Okie Bloxhams said...

What a neat story-I never have heard how you guys met, i just realized. Andy looks like a baby in that mission picture. ;o)

andrea said...

FEET! lol I love this post. I love you for being so open about this stuff. I am glad you met Andy, even if it was sort of awkward at the time...you guys are perfect together.

Summer said...

First let me start out by saying that I have never seen a picture of Andy with hair, I really almost started laughing. I had to have JD come in and look. Good times!
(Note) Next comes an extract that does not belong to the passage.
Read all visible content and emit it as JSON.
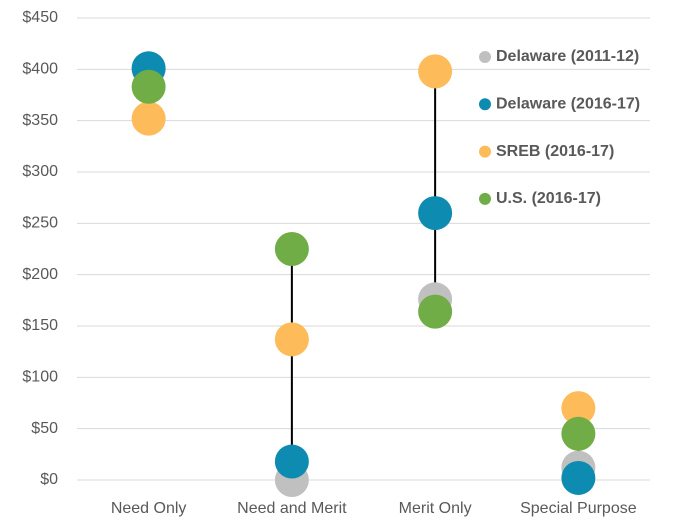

So I read this story and it makes me so sad that I wasn't there and Sunni was. We have been there through so many important milestones and just because of petty and stupid things and drama I missed out on one of the most inportant times in your life. I am so glad that you have Andy and you guys have such an amazing marriage and family. I am so grateful that you are a part of my life and I love you guys SO much! Just know we miss and love you and even though I wasn't there for the beginning, I'll always be there in the future! Love you, miss you.